Myths and Misconceptions about High-Intensity Interval (HIIT) Training Debunked

Myths and Misconceptions about High-Intensity Interval (HIIT) Training Debunked

High-Intensity Interval Training (HIIT) has gained significant popularity thanks to the Crossfit and kettlebell crowds. However, along with its rise in popularity, there have been several myths and misconceptions that have surfaced, potentially creating confusion for those considering HIIT. Here we address some of these common myths and misconceptions.

Myth 1: HIIT Is Only for Fit and Athletic People

This is one of the most prevalent misconceptions about HIIT. The truth is, HIIT can be modified to suit any fitness level. Because younger athletes tend to be drawn to it, doesn't mean it is only for 22 year old fitness competitors.

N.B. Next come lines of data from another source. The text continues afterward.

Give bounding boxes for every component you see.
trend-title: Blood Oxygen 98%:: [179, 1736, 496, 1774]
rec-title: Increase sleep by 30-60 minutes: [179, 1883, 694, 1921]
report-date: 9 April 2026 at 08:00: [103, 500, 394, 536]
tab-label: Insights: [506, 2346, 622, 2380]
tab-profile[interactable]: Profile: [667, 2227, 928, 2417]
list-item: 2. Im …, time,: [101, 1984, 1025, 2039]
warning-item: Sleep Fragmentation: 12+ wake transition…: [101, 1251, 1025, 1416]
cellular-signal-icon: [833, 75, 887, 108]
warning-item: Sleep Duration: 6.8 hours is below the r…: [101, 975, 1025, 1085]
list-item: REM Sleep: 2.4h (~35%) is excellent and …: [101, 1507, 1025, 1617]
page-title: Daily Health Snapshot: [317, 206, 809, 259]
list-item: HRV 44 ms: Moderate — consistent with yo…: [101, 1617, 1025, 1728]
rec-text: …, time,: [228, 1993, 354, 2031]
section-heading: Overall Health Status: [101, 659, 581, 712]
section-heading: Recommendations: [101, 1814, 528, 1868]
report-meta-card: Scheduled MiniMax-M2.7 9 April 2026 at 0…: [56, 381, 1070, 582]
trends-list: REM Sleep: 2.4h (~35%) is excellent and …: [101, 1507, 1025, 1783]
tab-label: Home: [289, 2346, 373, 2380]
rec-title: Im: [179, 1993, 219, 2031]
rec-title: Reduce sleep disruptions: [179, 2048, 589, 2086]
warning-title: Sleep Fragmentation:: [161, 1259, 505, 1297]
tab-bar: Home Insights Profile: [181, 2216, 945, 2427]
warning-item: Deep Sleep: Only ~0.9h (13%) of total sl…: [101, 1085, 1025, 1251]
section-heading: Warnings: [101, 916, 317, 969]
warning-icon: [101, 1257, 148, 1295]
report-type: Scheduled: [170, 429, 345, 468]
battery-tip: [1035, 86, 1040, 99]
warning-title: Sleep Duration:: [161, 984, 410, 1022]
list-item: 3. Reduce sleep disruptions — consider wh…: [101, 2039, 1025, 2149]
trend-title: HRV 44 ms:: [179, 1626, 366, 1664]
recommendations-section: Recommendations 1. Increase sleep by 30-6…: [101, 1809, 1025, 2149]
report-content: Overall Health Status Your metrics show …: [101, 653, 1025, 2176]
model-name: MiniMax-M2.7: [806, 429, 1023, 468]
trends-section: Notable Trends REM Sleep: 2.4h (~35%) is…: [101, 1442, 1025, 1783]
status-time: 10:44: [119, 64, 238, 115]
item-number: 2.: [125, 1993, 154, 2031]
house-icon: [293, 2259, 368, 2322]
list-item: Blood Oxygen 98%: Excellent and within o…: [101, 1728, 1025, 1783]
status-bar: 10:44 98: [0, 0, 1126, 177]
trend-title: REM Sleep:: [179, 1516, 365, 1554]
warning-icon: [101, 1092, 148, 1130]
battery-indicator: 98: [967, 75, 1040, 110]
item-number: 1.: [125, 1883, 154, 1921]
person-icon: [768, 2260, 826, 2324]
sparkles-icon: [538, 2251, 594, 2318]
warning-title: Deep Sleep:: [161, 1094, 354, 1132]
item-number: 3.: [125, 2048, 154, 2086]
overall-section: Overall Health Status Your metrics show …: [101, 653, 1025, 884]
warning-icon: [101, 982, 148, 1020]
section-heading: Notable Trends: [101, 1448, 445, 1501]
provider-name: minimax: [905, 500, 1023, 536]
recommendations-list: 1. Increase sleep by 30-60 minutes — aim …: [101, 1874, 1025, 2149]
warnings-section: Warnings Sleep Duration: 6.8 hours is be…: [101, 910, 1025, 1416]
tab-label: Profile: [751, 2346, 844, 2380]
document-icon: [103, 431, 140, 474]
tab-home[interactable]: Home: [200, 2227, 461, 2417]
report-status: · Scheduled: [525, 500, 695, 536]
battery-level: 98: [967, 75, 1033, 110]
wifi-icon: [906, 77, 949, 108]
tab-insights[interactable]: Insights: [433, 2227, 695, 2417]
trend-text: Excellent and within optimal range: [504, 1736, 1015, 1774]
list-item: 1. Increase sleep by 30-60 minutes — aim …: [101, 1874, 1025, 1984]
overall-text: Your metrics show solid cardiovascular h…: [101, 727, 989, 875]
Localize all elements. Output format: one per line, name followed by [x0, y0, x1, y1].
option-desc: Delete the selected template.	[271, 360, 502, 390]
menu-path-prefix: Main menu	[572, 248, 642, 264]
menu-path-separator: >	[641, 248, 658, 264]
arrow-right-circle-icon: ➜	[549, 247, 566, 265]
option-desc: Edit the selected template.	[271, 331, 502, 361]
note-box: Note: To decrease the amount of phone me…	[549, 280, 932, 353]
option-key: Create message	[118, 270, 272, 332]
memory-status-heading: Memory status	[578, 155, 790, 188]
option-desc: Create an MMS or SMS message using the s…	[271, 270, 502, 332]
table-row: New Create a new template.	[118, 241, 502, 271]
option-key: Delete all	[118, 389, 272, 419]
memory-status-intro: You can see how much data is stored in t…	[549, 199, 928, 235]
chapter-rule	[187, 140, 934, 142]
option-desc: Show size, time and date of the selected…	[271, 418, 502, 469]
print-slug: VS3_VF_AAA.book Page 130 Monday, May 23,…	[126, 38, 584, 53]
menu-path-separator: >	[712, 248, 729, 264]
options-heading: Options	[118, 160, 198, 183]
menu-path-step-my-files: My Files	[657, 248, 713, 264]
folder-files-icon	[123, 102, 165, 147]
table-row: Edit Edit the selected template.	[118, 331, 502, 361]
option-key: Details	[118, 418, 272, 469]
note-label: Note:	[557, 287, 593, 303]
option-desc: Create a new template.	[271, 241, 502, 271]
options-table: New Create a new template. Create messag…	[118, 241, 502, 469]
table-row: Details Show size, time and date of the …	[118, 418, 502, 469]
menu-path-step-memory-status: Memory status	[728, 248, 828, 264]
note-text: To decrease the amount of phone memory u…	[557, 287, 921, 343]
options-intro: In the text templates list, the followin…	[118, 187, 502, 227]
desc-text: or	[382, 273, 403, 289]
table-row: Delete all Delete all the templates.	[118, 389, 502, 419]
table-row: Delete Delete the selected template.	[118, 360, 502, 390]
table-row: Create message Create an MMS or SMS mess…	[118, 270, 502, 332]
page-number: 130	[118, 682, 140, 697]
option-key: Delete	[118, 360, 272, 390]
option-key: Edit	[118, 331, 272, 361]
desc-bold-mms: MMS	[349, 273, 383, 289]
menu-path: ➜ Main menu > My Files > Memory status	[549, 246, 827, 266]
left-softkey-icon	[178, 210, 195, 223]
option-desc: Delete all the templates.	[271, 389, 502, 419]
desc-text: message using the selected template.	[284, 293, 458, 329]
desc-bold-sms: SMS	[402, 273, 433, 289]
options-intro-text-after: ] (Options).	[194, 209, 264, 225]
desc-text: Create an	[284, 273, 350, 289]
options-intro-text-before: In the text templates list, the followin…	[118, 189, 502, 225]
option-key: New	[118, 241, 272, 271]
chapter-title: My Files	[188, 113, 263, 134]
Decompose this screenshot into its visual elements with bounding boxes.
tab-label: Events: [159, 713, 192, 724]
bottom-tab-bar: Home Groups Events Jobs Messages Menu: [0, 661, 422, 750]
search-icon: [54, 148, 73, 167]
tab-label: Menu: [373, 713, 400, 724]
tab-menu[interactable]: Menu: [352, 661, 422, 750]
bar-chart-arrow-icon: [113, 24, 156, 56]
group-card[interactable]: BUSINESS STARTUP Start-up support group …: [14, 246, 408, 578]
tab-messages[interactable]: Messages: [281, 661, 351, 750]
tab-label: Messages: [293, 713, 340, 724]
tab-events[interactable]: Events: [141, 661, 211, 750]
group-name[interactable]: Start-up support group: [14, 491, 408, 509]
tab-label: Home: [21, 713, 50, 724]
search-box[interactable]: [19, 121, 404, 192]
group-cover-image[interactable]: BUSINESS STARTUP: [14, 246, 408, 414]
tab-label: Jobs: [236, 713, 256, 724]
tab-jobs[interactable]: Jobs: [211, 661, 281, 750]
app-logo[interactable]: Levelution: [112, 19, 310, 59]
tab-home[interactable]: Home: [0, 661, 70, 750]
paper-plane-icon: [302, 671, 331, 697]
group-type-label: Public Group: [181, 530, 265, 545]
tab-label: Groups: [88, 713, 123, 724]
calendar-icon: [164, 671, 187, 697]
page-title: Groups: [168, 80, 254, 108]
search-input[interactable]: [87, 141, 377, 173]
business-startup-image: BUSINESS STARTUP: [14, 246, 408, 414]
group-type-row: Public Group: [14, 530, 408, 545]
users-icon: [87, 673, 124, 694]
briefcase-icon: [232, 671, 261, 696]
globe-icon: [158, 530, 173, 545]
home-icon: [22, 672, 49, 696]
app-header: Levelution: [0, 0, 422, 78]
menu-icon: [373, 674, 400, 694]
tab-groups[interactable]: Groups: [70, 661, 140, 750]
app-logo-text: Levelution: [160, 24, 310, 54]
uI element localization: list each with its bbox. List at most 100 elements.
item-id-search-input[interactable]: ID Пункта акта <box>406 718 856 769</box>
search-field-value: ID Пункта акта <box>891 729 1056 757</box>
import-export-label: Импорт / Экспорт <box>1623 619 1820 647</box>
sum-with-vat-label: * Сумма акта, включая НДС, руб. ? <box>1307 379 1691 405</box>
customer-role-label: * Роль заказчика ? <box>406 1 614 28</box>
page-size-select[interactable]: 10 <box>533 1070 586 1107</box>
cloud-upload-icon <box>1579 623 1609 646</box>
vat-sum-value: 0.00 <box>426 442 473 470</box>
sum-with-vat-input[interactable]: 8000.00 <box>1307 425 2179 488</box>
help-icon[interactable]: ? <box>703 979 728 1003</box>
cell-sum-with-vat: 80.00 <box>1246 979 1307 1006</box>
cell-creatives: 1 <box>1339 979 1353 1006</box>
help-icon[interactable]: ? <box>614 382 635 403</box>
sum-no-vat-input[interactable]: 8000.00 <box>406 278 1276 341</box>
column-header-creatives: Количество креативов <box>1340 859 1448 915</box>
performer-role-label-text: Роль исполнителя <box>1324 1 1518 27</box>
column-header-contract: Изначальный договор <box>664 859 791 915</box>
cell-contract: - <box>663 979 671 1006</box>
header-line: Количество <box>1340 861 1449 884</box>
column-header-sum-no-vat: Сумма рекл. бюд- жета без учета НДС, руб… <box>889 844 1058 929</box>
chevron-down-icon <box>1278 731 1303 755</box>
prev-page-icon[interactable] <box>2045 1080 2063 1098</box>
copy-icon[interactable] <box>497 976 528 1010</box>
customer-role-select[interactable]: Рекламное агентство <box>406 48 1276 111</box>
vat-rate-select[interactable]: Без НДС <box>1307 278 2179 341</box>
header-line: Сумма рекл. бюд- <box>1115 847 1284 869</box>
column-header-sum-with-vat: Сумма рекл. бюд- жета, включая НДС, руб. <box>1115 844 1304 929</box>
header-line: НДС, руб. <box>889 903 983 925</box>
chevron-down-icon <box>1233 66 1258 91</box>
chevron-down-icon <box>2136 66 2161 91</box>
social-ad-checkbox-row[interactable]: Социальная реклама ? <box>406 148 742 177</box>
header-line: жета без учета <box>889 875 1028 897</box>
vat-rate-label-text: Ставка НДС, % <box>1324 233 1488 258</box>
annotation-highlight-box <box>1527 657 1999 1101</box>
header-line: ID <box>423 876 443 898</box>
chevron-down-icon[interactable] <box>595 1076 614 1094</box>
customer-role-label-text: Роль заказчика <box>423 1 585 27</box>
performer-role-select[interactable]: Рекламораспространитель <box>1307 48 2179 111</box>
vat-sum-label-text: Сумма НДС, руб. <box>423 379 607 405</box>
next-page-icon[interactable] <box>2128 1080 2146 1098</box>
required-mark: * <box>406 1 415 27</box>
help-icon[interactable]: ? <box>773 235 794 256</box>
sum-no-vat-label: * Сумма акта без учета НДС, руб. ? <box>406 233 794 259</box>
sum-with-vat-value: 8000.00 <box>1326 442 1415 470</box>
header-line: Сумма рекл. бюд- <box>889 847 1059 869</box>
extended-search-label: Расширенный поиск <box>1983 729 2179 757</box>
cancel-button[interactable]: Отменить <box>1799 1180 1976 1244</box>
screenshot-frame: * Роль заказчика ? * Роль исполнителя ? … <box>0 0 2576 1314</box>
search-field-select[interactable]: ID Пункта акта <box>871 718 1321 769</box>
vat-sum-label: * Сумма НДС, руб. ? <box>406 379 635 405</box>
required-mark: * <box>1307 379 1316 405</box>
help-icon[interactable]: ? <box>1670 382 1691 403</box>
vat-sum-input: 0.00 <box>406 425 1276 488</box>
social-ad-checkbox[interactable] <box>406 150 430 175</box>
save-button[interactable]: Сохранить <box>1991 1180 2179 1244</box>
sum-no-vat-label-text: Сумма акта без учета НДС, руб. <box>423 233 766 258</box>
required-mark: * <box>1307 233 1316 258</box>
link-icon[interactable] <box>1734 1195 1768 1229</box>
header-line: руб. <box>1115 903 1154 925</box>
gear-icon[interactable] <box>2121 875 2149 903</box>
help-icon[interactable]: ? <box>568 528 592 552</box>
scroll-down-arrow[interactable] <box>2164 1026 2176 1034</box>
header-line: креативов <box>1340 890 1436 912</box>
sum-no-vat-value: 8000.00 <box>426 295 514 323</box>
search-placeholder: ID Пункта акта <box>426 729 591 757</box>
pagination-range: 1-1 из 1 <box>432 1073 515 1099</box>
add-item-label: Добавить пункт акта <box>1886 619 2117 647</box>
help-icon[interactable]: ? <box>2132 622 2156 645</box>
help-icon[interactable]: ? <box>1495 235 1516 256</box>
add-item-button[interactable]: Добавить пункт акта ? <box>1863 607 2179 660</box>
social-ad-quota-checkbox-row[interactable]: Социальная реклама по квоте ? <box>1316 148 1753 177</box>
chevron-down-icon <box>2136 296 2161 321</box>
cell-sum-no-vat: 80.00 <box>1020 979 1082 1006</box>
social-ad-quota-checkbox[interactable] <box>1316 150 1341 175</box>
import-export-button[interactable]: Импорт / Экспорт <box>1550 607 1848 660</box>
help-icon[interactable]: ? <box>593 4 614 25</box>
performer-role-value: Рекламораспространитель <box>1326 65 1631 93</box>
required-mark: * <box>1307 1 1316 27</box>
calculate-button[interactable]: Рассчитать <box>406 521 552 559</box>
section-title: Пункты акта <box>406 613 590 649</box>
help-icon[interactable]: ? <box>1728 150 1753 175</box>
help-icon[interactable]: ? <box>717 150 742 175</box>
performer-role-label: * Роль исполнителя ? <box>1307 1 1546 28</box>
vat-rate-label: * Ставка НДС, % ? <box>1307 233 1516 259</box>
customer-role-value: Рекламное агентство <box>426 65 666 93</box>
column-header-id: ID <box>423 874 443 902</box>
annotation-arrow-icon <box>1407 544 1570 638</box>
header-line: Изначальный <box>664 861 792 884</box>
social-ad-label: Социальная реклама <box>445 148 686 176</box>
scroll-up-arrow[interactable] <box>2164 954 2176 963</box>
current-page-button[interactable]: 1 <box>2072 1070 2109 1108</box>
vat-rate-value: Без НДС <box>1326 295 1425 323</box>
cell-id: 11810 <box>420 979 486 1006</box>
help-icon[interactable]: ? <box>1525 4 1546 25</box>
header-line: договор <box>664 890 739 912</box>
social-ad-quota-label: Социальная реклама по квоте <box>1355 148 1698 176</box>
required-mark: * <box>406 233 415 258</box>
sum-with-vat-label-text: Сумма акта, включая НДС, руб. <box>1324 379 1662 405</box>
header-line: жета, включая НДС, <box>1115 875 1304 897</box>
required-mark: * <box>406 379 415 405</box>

Whether you're a beginner, or a seasoned athlete, you can adjust the intensity, duration, and type of exercise to make it appropriate for you. The principle of HIIT is about pushing your personal limits for set intervals of time, not about seeing who is the best at exercise.

Myth 2: HIIT Will Make Women Bulky

Many women avoid HIIT due to the fear of becoming "bulky." However, this is a misconception. HIIT workouts can actually help you achieve a lean and toned physique. When performing traditional HIIT protocols like a Tabata style circuit of 30 seconds on 30 seconds off, you will actually burn a bunch of calories.

It's important to remember that gaining significant muscle mass requires specific, targeted strength training and a particular diet—neither of which are inherent to HIIT.

Myth 3: HIIT Is Dangerous and Leads to Injuries

Like any form of exercise, HIIT carries a risk of injury if not done properly or if used with the wrong exercise selection. For example, doing heavy power cleans for timed intervals can be very dangerous. Doing intense circuits of work on an air bike is not. 

The key is to select the right exercises, start slow, use proper form, then gradually increase the intensity as your fitness improves. We still would not do HIIT with high speed Olympic lifts, but you can combine HIIT with traditional weightlifting modalities like dumbbells and kettlebells no problem. 

Also, always ensure to warm up before starting your workout and cool down afterwards.

Myth 4: The Longer the Workout, the Better

With HIIT, it's about quality and intensity, not quantity. A well-executed HIIT workout can be more effective than a longer, moderate-intensity workout. HIIT is all about pushing your body to its limits in short, intense bursts. For example, 1 minute of intense sprinting followed by 30 seconds of rest for 10 minutes. This maximizes VO2 gains, calorie burn, and muscular exhaustion. 

Remember that recovery is just as important as the high-intensity intervals, so don't skip those rest periods. It you sprint for 1 minute, make sure you rest for a similar interval so that you can continue max effort on every set. 

Myth 5: HIIT Is All About Cardio

While many HIIT workouts involve cardio exercises like running or cycling, it's not exclusively about cardio. You can also incorporate strength-based exercises into your HIIT workout.

Our favorite strength training method is to do super-slow weight lifting intervals on traditional pin loaded weight machines. For example, you could do chest press sets for time rather than reps (e.g., 90 seconds) for 1-3 sets. You can do this with just about any machine or most weight based exercises safely, though machines are our favorite because of the added level of safety.

The key is to alternate between periods of intense effort and periods of low intensity or rest.


High-Intensity Interval Training is a versatile and effective form of exercise that can be adapted to meet varying fitness levels and goals, especially when trying to maximize the fat burning potential and time efficiency of your workouts.

However, it's essential to approach it with the right information, so you aren't turned off to it by common myths. Always remember, it's crucial to listen to your body, start slow, and seek professional advice if you're new to this type of training. Happy training!